Fidget Spinners are driving teachers mad all over the country – much like the dreaded laser pointers from back in my day, although we didn’t try to claim therapeutic effects by way of the distracting red light. The Spinners are claiming to help with anxiety and ADHD, but the evidence is anecdotal at best and BS marketing at worst.
Child psychologists Dr. Dave Anderson, Scott Kollins, and Victoria Prooday have all said that there is no evidence that Fidget Spinners help with ADHD or anxiety, and instead serve as a distraction due to the instant gratification of the toy. In this light, it seems like the perfect toy for our time.

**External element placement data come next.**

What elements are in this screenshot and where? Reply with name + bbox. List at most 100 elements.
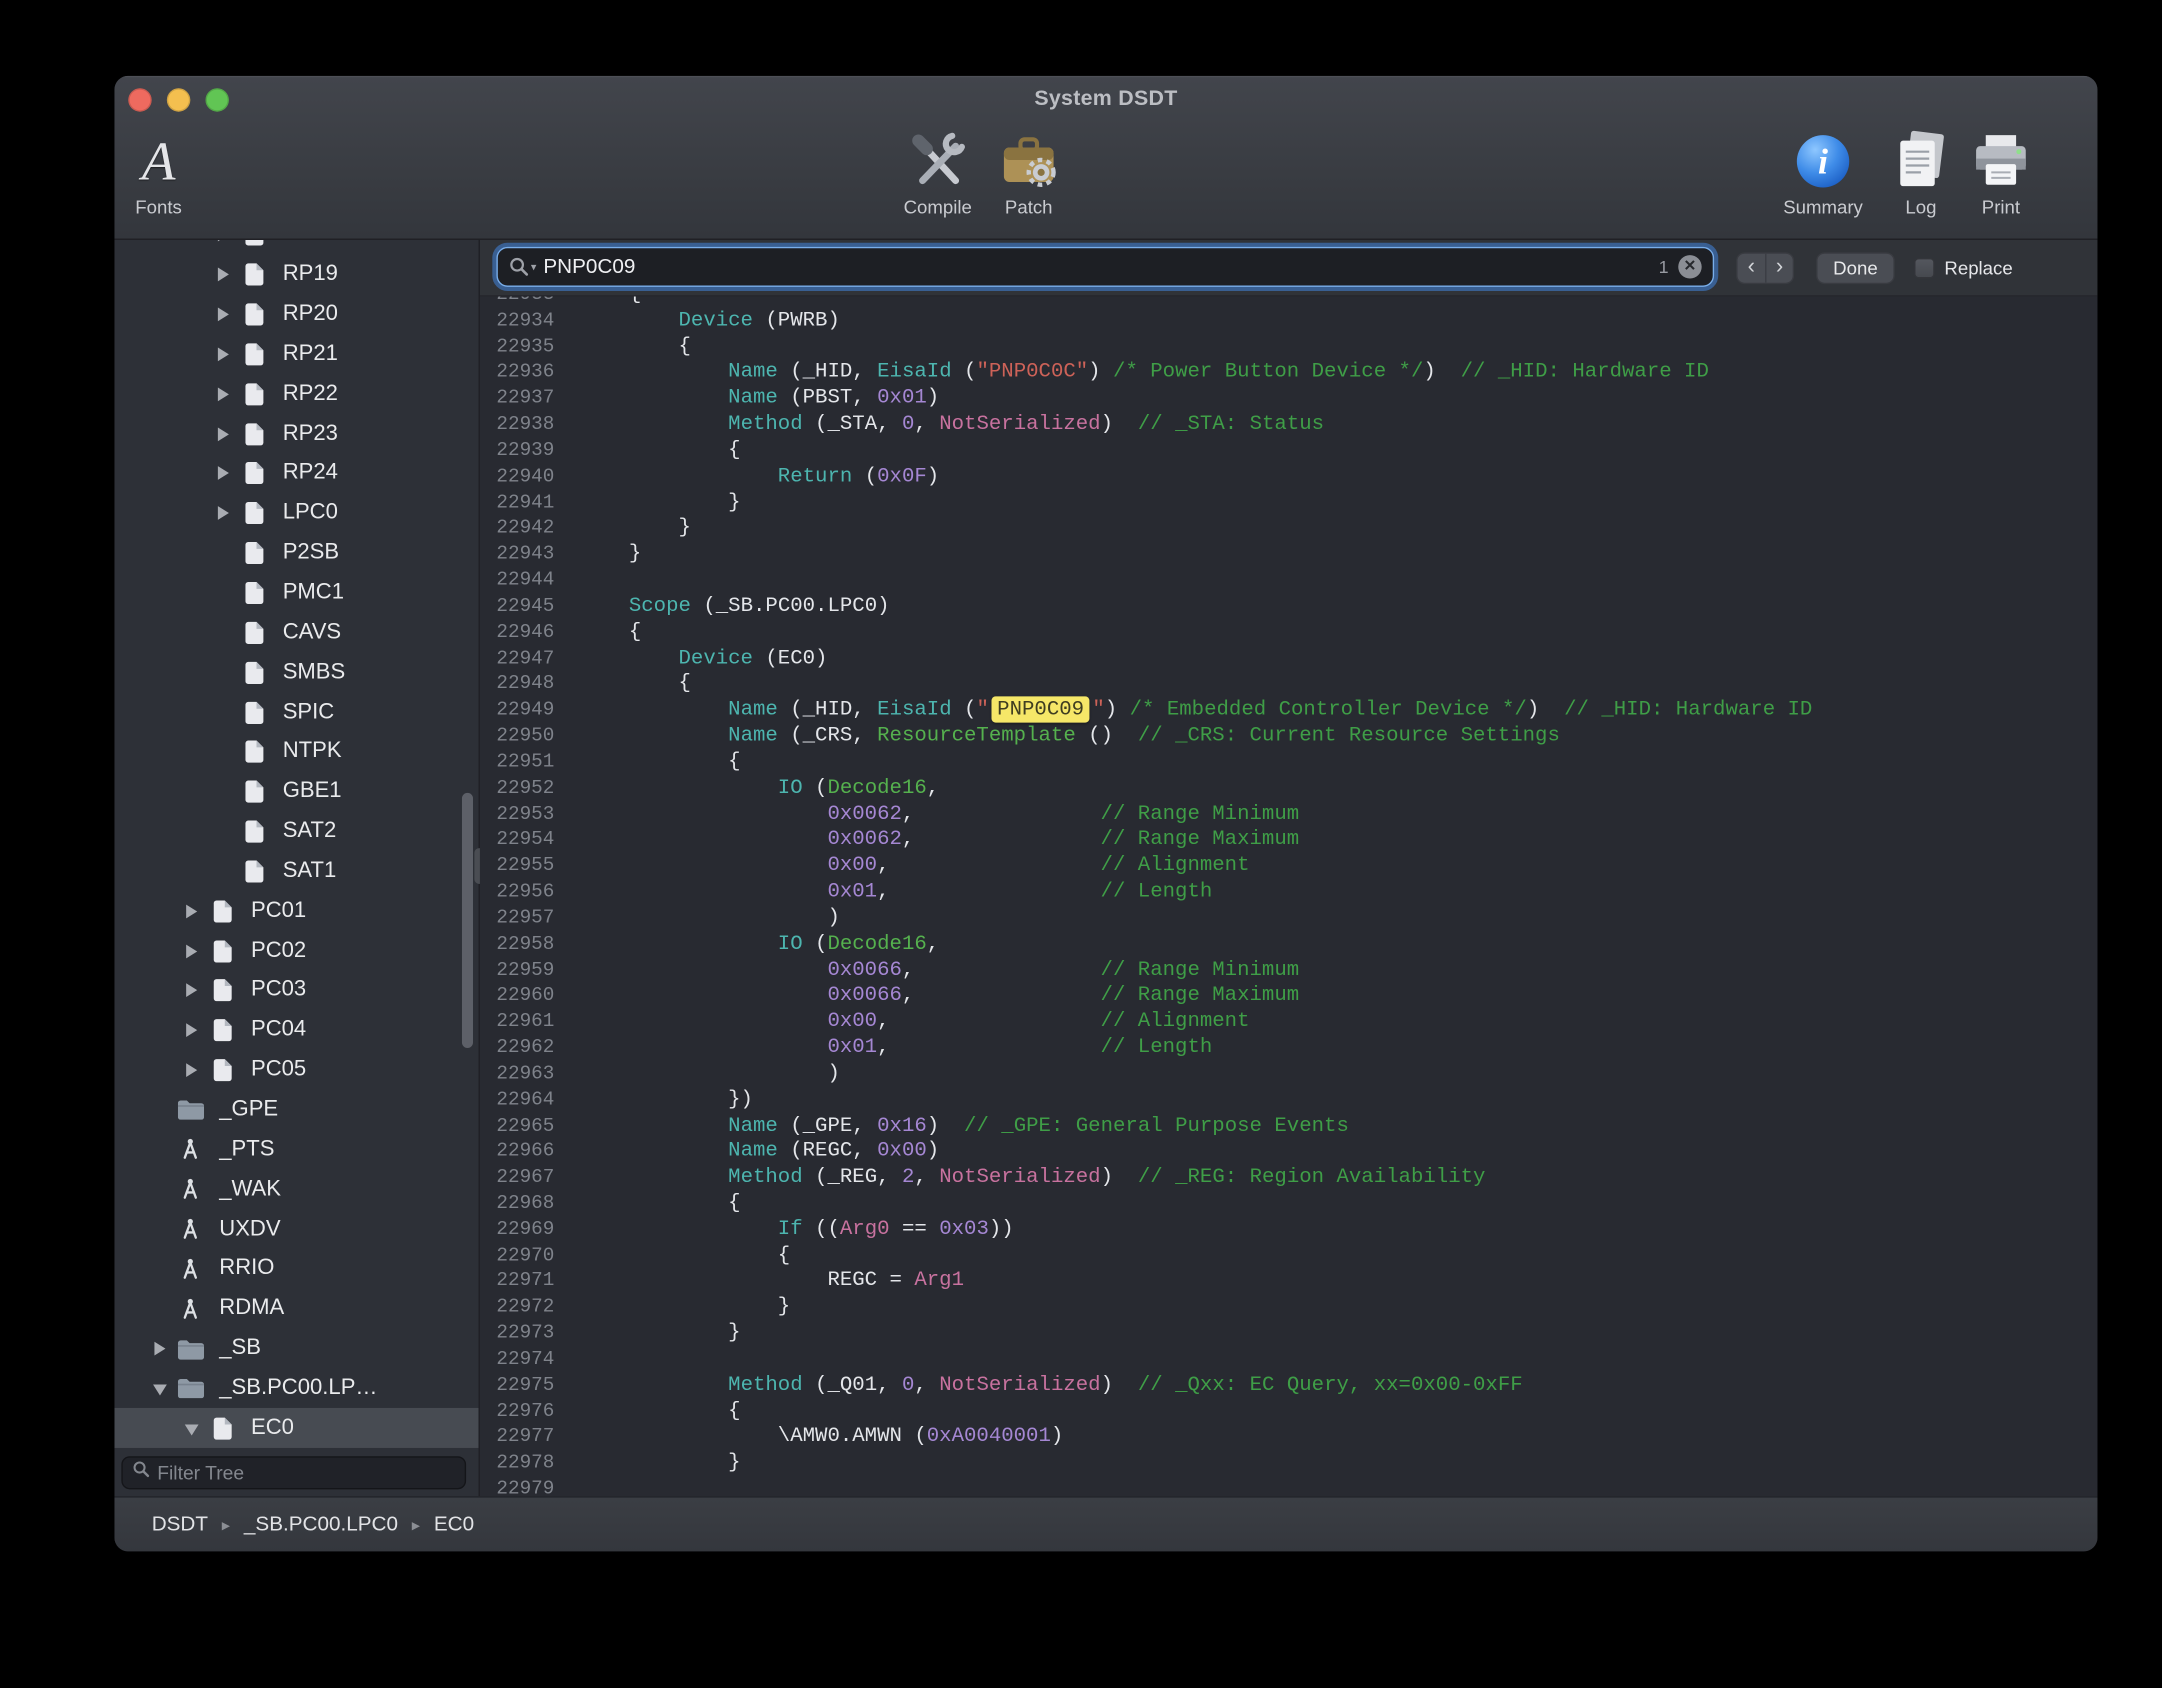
method-icon (172, 1138, 208, 1161)
code-text: { (579, 438, 740, 464)
code-text: 0x01, // Length (579, 880, 1212, 906)
find-next-button[interactable]: › (1765, 254, 1793, 283)
print-toolbar-button[interactable]: Print (1939, 127, 2063, 218)
code-line: 22960 0x0066, // Range Maximum (480, 984, 2098, 1010)
sidebar-item-rp19[interactable]: RP19 (114, 255, 478, 295)
sidebar-item-sat2[interactable]: SAT2 (114, 812, 478, 852)
document-icon (236, 342, 272, 367)
code-line: 22964 }) (480, 1088, 2098, 1114)
code-text: { (579, 750, 740, 776)
sidebar-item-uxdv[interactable]: UXDV (114, 1210, 478, 1250)
summary-label: Summary (1783, 197, 1863, 218)
document-icon (236, 262, 272, 287)
magnifier-with-chevron-icon[interactable]: ▾ (509, 256, 537, 277)
sidebar-item-spic[interactable]: SPIC (114, 692, 478, 732)
code-text: Name (_CRS, ResourceTemplate () // _CRS:… (579, 724, 1560, 750)
sidebar-item-cavs[interactable]: CAVS (114, 613, 478, 653)
printer-icon (1969, 127, 2032, 196)
patch-toolbar-button[interactable]: Patch (967, 127, 1091, 218)
document-icon (204, 978, 240, 1003)
sidebar-item-pc05[interactable]: PC05 (114, 1050, 478, 1090)
disclosure-triangle-icon[interactable] (179, 984, 204, 998)
line-number: 22945 (480, 594, 554, 620)
sidebar-item-rdma[interactable]: RDMA (114, 1289, 478, 1329)
sidebar-item-label: RDMA (219, 1297, 284, 1322)
sidebar-item-rp24[interactable]: RP24 (114, 454, 478, 494)
sidebar-item-_wak[interactable]: _WAK (114, 1170, 478, 1210)
line-number: 22978 (480, 1451, 554, 1477)
disclosure-triangle-icon[interactable] (179, 944, 204, 958)
breadcrumb-item[interactable]: EC0 (434, 1513, 474, 1536)
sidebar-item-_pts[interactable]: _PTS (114, 1130, 478, 1170)
sidebar-item-pc04[interactable]: PC04 (114, 1011, 478, 1051)
sidebar-item-lpc0[interactable]: LPC0 (114, 494, 478, 534)
search-field[interactable]: ▾ 1 ✕ (496, 247, 1714, 287)
line-number: 22975 (480, 1373, 554, 1399)
code-line: 22938 Method (_STA, 0, NotSerialized) //… (480, 413, 2098, 439)
sidebar-item-rp18[interactable]: RP18 (114, 240, 478, 255)
disclosure-triangle-icon[interactable] (179, 1024, 204, 1038)
svg-text:i: i (1818, 142, 1828, 182)
code-editor[interactable]: 22933 {22934 Device (PWRB)22935 {22936 N… (480, 296, 2098, 1496)
clear-search-icon[interactable]: ✕ (1678, 255, 1701, 278)
sidebar-item-label: _SB (219, 1336, 261, 1361)
sidebar-item-pmc1[interactable]: PMC1 (114, 573, 478, 613)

There are tried and tested methods that can help children with ADHD and anxiety relief and these entertainment toys should not be used as an excuse for kids to be disruptive in classrooms. Although, maybe they will help children develop their debating skills as they plead their cases to teachers across the country to keep their toy spinning on their desks. However, as Dr. Anderson notes, one positive about them is they have brought attention to the discussion about what CAN help anxiety and ADHD.
If you don’t understand why people are into spinning pieces of plastic all of a sudden, Michael McCrudden traces the Fidget Spinner’s history back to its 1997 origin in the video above. This is a trend that’s 20 years in the making.